As a collective, the present company does not need coin – but as a bargaining chip, the new member might hold some purpose. If handed over to the Lôke-Khan as a sign of good will, would not a former emissary of Mordor then make a wise offering of assurance to the Western king? This makes the Lôke-Khan’s appearance at a requested council (one purposefully left out of the agenda and thus to her knowledge), so troubling. Form, which appears lither than before the war, tries to slink away, but eyes, also stripped of their former sharpness, meet the dragon leader’s before she knows it.

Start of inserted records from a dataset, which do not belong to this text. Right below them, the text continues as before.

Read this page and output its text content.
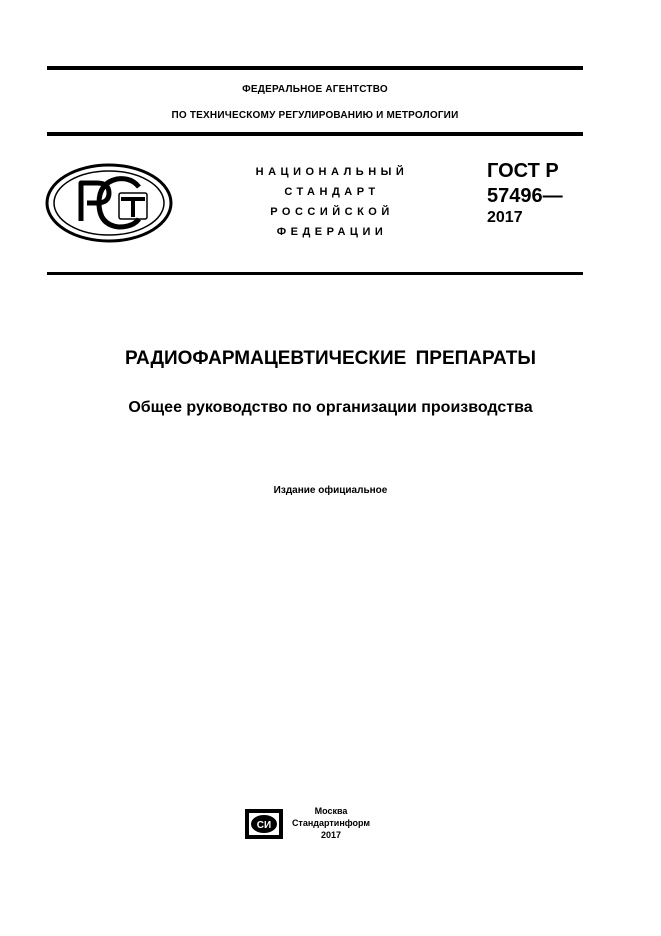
ФЕДЕРАЛЬНОЕ АГЕНТСТВО
ПО ТЕХНИЧЕСКОМУ РЕГУЛИРОВАНИЮ И МЕТРОЛОГИИ
НАЦИОНАЛЬНЫЙ
СТАНДАРТ
РОССИЙСКОЙ
ФЕДЕРАЦИИ
ГОСТ Р
57496—
2017
РАДИОФАРМАЦЕВТИЧЕСКИЕ ПРЕПАРАТЫ
Общее руководство по организации производства
Издание официальное
СИ
Москва
Стандартинформ
2017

She can go nowhere now without her existence being known. // @burkhanlig
Pultic Crow ;
Vezely’s chin raises as she stews in thought over the tentative campaign. She is aware of Kravod’s current state of dilapidation. Its decay arguably began after the fall of the Putlai and the splitting of the realm into three kingdoms. Kravod remained the capital of the realm of Narimanush, but its power dwindled, and its funds slowly ran dry. Upon its transition under the Jhangovar tribe, corruption plagued its leadership and led to further neglect of its infrastructure. It now sits forgotten in the Great Khaganate despite its infamous past.
Upon mention of the cult, the estranged emissary stiffens her posture, finding discomfort amid the reflection — even if she grew to hold the highest esteem for its members and was in their debt for her survival, it was not always so. When she held some worth among the Pultai, she often found the cult and its requests meddling and unwise, especially when it came to coin.

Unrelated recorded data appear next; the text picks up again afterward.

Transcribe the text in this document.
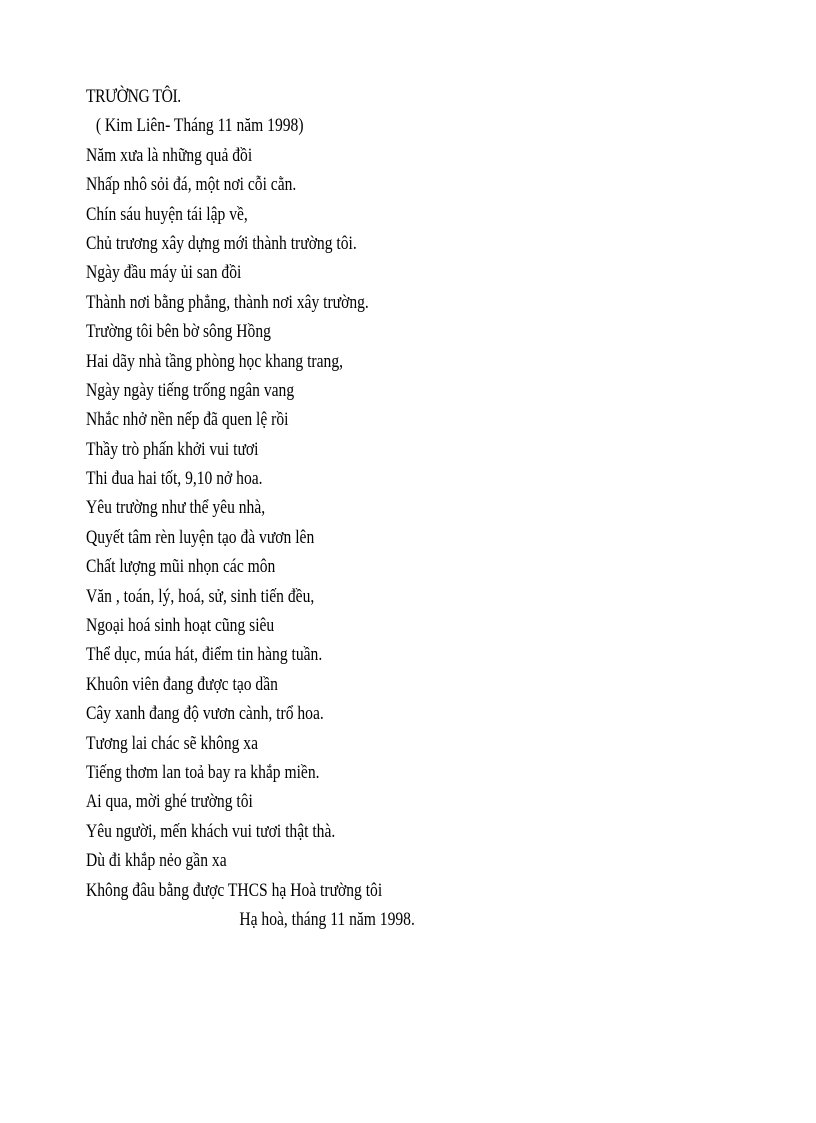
TRƯỜNG TÔI.
( Kim Liên- Tháng 11 năm 1998)
Năm xưa là những quả đồi
Nhấp nhô sỏi đá, một nơi cỗi cằn.
Chín sáu huyện tái lập về,
Chủ trương xây dựng mới thành trường tôi.
Ngày đầu máy ủi san đồi
Thành nơi bằng phẳng, thành nơi xây trường.
Trường tôi bên bờ sông Hồng
Hai dãy nhà tầng phòng học khang trang,
Ngày ngày tiếng trống ngân vang
Nhắc nhở nền nếp đã quen lệ rồi
Thầy trò phấn khởi vui tươi
Thi đua hai tốt, 9,10 nở hoa.
Yêu trường như thể yêu nhà,
Quyết tâm rèn luyện tạo đà vươn lên
Chất lượng mũi nhọn các môn
Văn , toán, lý, hoá, sử, sinh tiến đều,
Ngoại hoá sinh hoạt cũng siêu
Thể dục, múa hát, điểm tin hàng tuần.
Khuôn viên đang được tạo dần
Cây xanh đang độ vươn cành, trổ hoa.
Tương lai chác sẽ không xa
Tiếng thơm lan toả bay ra khắp miền.
Ai qua, mời ghé trường tôi
Yêu người, mến khách vui tươi thật thà.
Dù đi khắp nẻo gần xa
Không đâu bằng được THCS hạ Hoà trường tôi
Hạ hoà, tháng 11 năm 1998.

❝There was only one Dark Lord,❞ she counters politely, lips slanting in mild amusement over the question (and in a desire to disregard the past tense she must use). ❝It is others who created his many faces and skewed his truth. For the Pultai, it is true we acknowledged him as our War-God, Maladûm, and for him, we crossed the Anduin. But we also knew the Northmen called him the Necromancer — The Shadow of Dol Guldur. But they were not afforded an audience with him as our own. Only fear were they so graciously bestowed. As for the cult,❞ she realizes she went on a tangent, so she cycles back. ❝They held power in the council. More than might be considered wise for Kravod’s growing infrastructure.❞
— “I understand” — Margöz said. The influence of the ecclesiastical power was nothing unrelated to what he lived day to day since he had become the religious and political leader that he was. Flatterers (whom he secretly hated), spewed out words soaked in honey just to gain the favor of the one they themselves had chosen, granting him more power even than themselves, and sometimes, he thought, than he should have. Sometimes the democratic ways of his own religion were a bit strange to him.

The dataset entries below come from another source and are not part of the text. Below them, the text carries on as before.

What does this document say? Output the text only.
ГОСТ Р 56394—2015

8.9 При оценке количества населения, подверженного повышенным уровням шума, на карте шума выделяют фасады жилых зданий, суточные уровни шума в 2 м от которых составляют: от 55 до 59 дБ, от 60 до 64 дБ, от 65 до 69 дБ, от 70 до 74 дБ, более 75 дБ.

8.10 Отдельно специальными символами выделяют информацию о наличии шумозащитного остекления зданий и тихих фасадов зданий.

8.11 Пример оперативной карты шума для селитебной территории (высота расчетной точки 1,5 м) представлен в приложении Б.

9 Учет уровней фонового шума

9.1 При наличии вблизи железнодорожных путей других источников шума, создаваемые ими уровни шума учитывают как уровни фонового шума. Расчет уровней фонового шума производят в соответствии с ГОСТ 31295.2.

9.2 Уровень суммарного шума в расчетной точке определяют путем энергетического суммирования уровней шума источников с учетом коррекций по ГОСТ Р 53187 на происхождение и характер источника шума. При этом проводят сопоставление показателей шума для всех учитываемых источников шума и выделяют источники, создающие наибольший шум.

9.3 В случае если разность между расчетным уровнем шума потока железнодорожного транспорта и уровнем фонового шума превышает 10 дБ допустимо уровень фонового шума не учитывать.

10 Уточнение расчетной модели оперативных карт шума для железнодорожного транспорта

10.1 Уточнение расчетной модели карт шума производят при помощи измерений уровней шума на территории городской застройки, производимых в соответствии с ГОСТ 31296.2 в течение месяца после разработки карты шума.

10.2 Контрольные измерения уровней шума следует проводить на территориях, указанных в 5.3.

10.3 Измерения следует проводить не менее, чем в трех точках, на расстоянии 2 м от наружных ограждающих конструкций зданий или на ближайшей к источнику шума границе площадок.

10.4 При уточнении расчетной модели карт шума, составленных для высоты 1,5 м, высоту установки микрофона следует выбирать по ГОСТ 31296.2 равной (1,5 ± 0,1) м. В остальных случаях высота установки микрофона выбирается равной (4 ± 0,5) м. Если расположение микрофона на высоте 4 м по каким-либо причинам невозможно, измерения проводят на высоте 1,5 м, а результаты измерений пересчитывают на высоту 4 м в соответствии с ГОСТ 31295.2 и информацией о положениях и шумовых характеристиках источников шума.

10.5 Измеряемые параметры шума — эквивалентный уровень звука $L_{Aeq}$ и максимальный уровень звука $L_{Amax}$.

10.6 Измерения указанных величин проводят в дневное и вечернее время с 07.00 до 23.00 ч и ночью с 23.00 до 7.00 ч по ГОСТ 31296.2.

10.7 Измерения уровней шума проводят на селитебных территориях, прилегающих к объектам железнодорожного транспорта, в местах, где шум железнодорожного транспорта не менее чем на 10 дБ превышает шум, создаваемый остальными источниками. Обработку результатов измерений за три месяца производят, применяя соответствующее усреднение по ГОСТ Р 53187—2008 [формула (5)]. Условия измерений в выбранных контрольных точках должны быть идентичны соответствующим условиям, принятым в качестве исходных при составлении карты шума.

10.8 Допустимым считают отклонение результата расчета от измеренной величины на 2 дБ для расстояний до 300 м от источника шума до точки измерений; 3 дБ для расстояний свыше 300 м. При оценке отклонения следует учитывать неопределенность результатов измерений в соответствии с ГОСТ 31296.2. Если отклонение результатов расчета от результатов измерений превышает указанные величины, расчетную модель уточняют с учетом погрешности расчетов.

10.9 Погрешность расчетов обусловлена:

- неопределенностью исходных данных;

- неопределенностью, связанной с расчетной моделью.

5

However, the great capital of the Pultai dynasty, Kravod, remained a mystery to unravel. Where had these followers of the Cult of Shadow come from? He knew that this doctrine had been born in the ancestral land of Kykurian Kyn, but how had that crooked root that crawled between the crooked forks of the pagan paths of the dynasty that at some point dominated much of the central steppe seen the light? of Middle Earth?
—“In Dorwinion they called him The Dread God. In Khand he was known under the pseudonym Thûmraki, but in the end, Maladûm was one.“— Said the Lôke-Khan, implying that he had understood her point perfectly. — "Sorry if I don’t get out of my astonishment for the things you are telling me.” — He said, almost sincere, almost without being able to hide that smile that appeared at the corner of his lips, as if he was a child in a toy store, of those that abounded in the square of the northern district of Mistrand, where the carpenters manufactured humanoid dolls with small pieces of wood.
—“Religious beliefs can be a great means of control, if you allow me to be honest”. — Margöz commented as he dyed his lips violet again from the wine coming from the vicinity of the fertile bay of Dacranamel.